I'm not a fan of Westernized Chinese take-out fare. Dishes like General Tao's (or Tso's) Chicken are really American/Canadian inventions. The real General Tso's own descendants have never even heard of the dish, let alone tasted it. I'm not offended so much by the lack of "authenticity" as I am by how bad these foods are for my arteries and waistline.

That said, I do resort to eating Chinese Canadian fast food on occasion, mostly when I am dying for some rice. (I go through serious withdrawals if I go without rice for more than a day.)

Recently, I had lunch at Made in China, located in downtown Toronto. It's a popular venue that blends North American chic with Communist kitsch. Most of the clientele is Asian, which is its biggest claim to credibility.
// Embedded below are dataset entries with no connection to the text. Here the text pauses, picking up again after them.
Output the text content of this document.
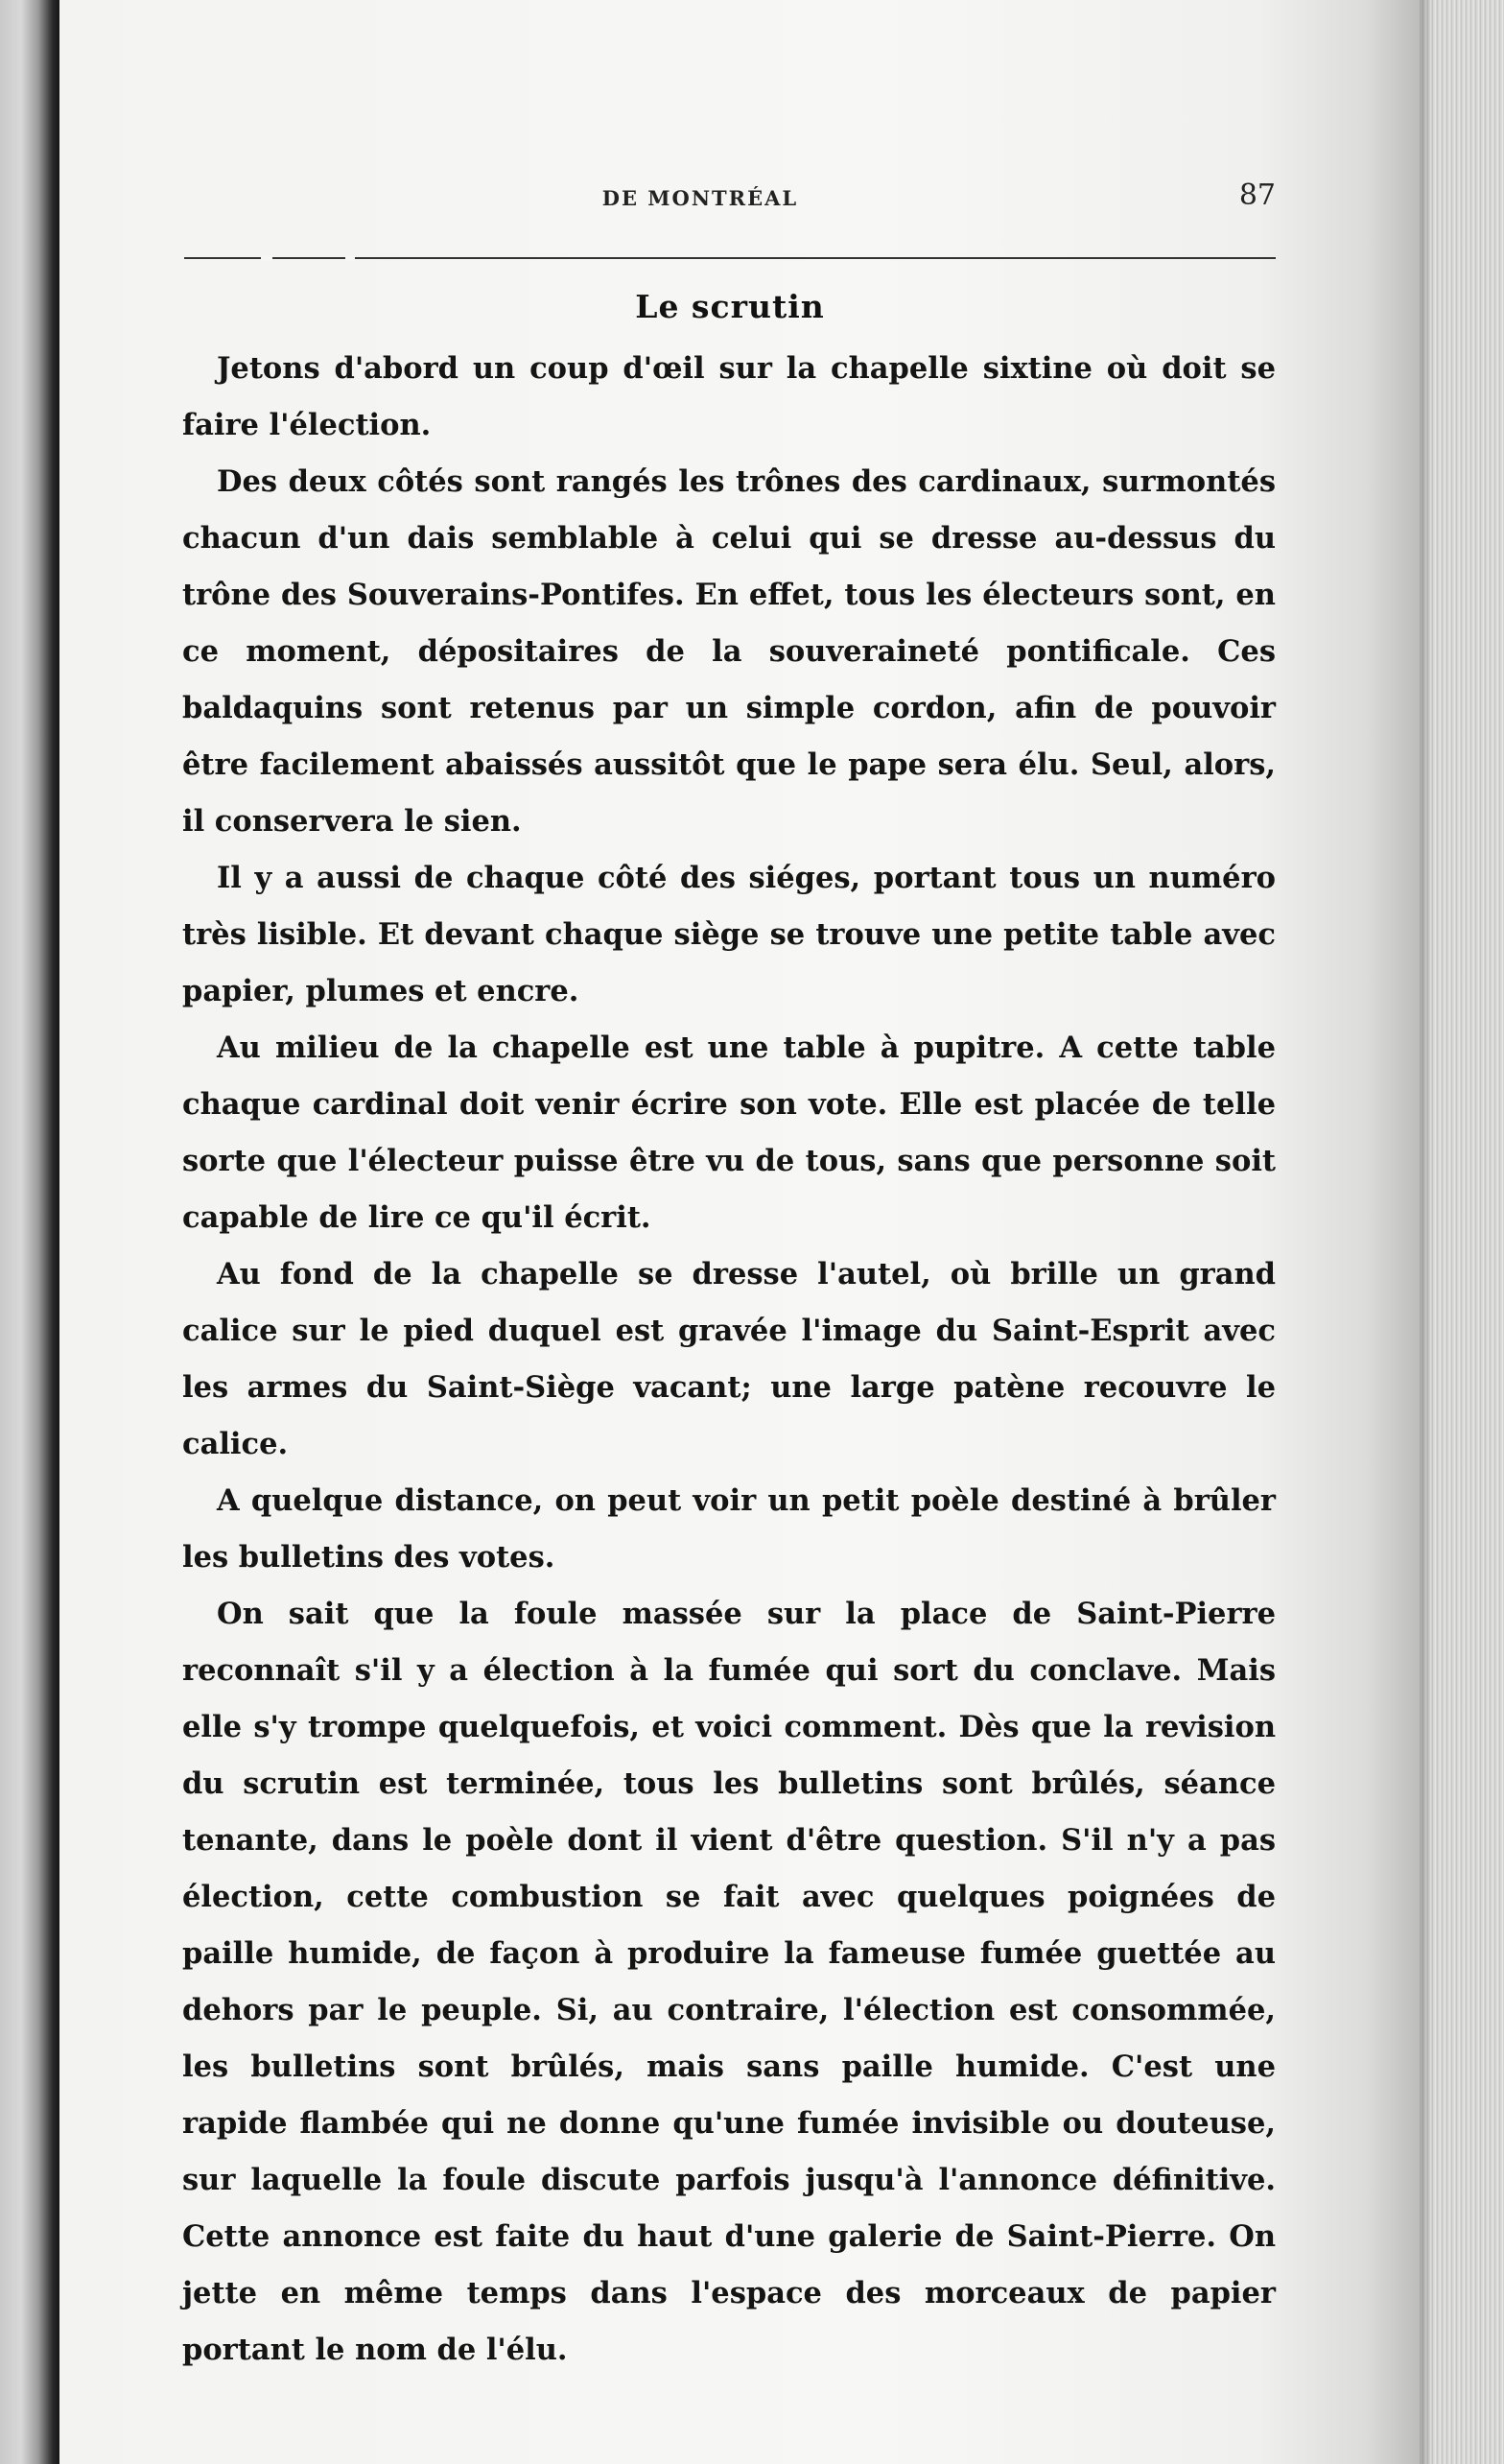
DE MONTRÉAL	87
Le scrutin

Jetons d'abord un coup d'œil sur la chapelle sixtine où doit se faire l'élection.

Des deux côtés sont rangés les trônes des cardinaux, surmontés chacun d'un dais semblable à celui qui se dresse au-dessus du trône des Souverains-Pontifes. En effet, tous les électeurs sont, en ce moment, dépositaires de la souveraineté pontificale. Ces baldaquins sont retenus par un simple cordon, afin de pouvoir être facilement abaissés aussitôt que le pape sera élu. Seul, alors, il conservera le sien.

Il y a aussi de chaque côté des siéges, portant tous un numéro très lisible. Et devant chaque siège se trouve une petite table avec papier, plumes et encre.

Au milieu de la chapelle est une table à pupitre. A cette table chaque cardinal doit venir écrire son vote. Elle est placée de telle sorte que l'électeur puisse être vu de tous, sans que personne soit capable de lire ce qu'il écrit.

Au fond de la chapelle se dresse l'autel, où brille un grand calice sur le pied duquel est gravée l'image du Saint-Esprit avec les armes du Saint-Siège vacant; une large patène recouvre le calice.

A quelque distance, on peut voir un petit poèle destiné à brûler les bulletins des votes.

On sait que la foule massée sur la place de Saint-Pierre reconnaît s'il y a élection à la fumée qui sort du conclave. Mais elle s'y trompe quelquefois, et voici comment. Dès que la revision du scrutin est terminée, tous les bulletins sont brûlés, séance tenante, dans le poèle dont il vient d'être question. S'il n'y a pas élection, cette combustion se fait avec quelques poignées de paille humide, de façon à produire la fameuse fumée guettée au dehors par le peuple. Si, au contraire, l'élection est consommée, les bulletins sont brûlés, mais sans paille humide. C'est une rapide flambée qui ne donne qu'une fumée invisible ou douteuse, sur laquelle la foule discute parfois jusqu'à l'annonce définitive. Cette annonce est faite du haut d'une galerie de Saint-Pierre. On jette en même temps dans l'espace des morceaux de papier portant le nom de l'élu.
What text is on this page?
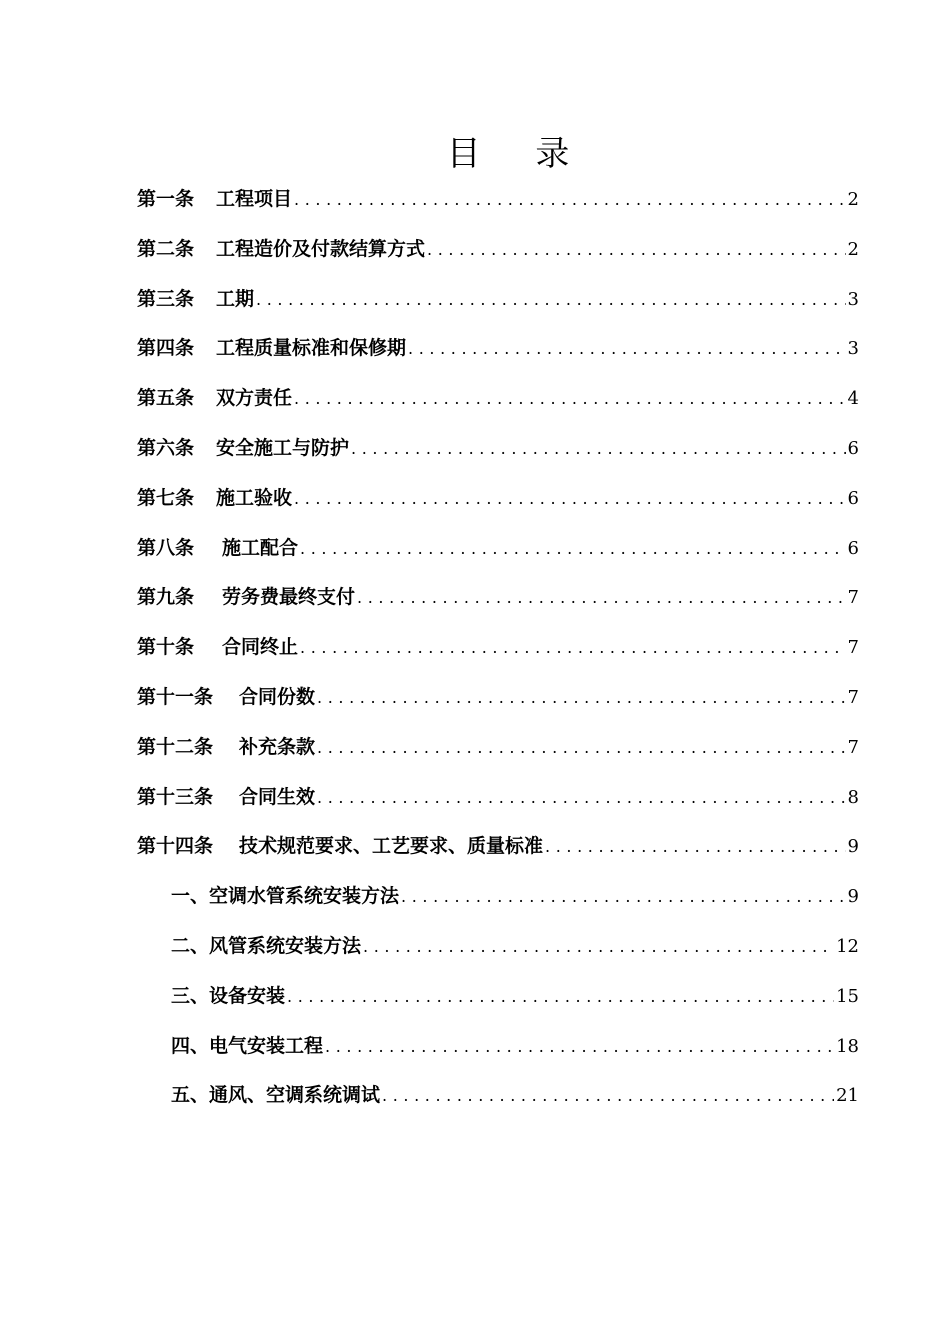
目 录
第一条 工程项目 .....	2
第二条 工程造价及付款结算方式 .....	2
第三条 工期 .....	3
第四条 工程质量标准和保修期 .....	3
第五条 双方责任 .....	4
第六条 安全施工与防护 .....	6
第七条 施工验收 .....	6
第八条 施工配合 .....	6
第九条 劳务费最终支付 .....	7
第十条 合同终止 .....	7
第十一条 合同份数 .....	7
第十二条 补充条款 .....	7
第十三条 合同生效 .....	8
第十四条 技术规范要求、工艺要求、质量标准 .....	9
一、空调水管系统安装方法 .....	9
二、风管系统安装方法 .....	12
三、设备安装 .....	15
四、电气安装工程 .....	18
五、通风、空调系统调试 .....	21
I ordered a beef brisket and radish stew -- which came with rice, of course. Much to my amazement, it had deep flavors and a "gravy" that I ended up sopping up with every last grain of rice on my plate. I wondered if I could emulate the dish at home.

Sadly, my neighborhood supermarket has a lousy selection of meat and produce. Instead of beef brisket, I ended up with pork loin. Not having beef meant that I could not produce a brown gravy. The radish in the stew was supposed to be daikon, but all I could find were the small, red, "Cherry Belle" radishes. Nevertheless, the result was quite tasty.

Note: I braised everything in the oven, but next time, I think I will start it on the stove top to skim off any impurities from the meat, then move it into the oven for a long braise. The result willl look more attractive that way.

General M's Braised Pork Loin and Radish
Serves 6-8

6-8 strips of pork loin cut close to the ribs (or fillet a top loin/tenderloin into strips the thickness of ribs)
1 bunch of Cherry Belle red radishes, radishes sliced and its leaves coarsely chopped
3-4 cups of vegetable stock (homemade is best)
¼ cup sake
1 Tbsp mirin
6 ¼-inch slices of ginger
8 scallions cut into ¼ length pieces
4 cloves garlic
1 cinnamon stick
2 whole star anise
¼ tsp red pepper flakes (more if you like it spicy)
salt, to taste
sesame oil, to serve
chopped cilantro, for garnish
  1. Preheat the oven to 400°F.
  2. In a deep roasting pan, add all of the ingredients except for the salt, sesame oil and cilantro.
  3. Put the pan in the oven for 1-2 hours. Turn over the meat periodically. Remove the pan from the oven when the meat reaches the desired doneness and color. Add salt to taste.
  4. To serve, cut up the pork strips in to bite-size pieces, spoon the other ingredients over the meat, drizzle some sesame oil and garnish with the chopped cilantro.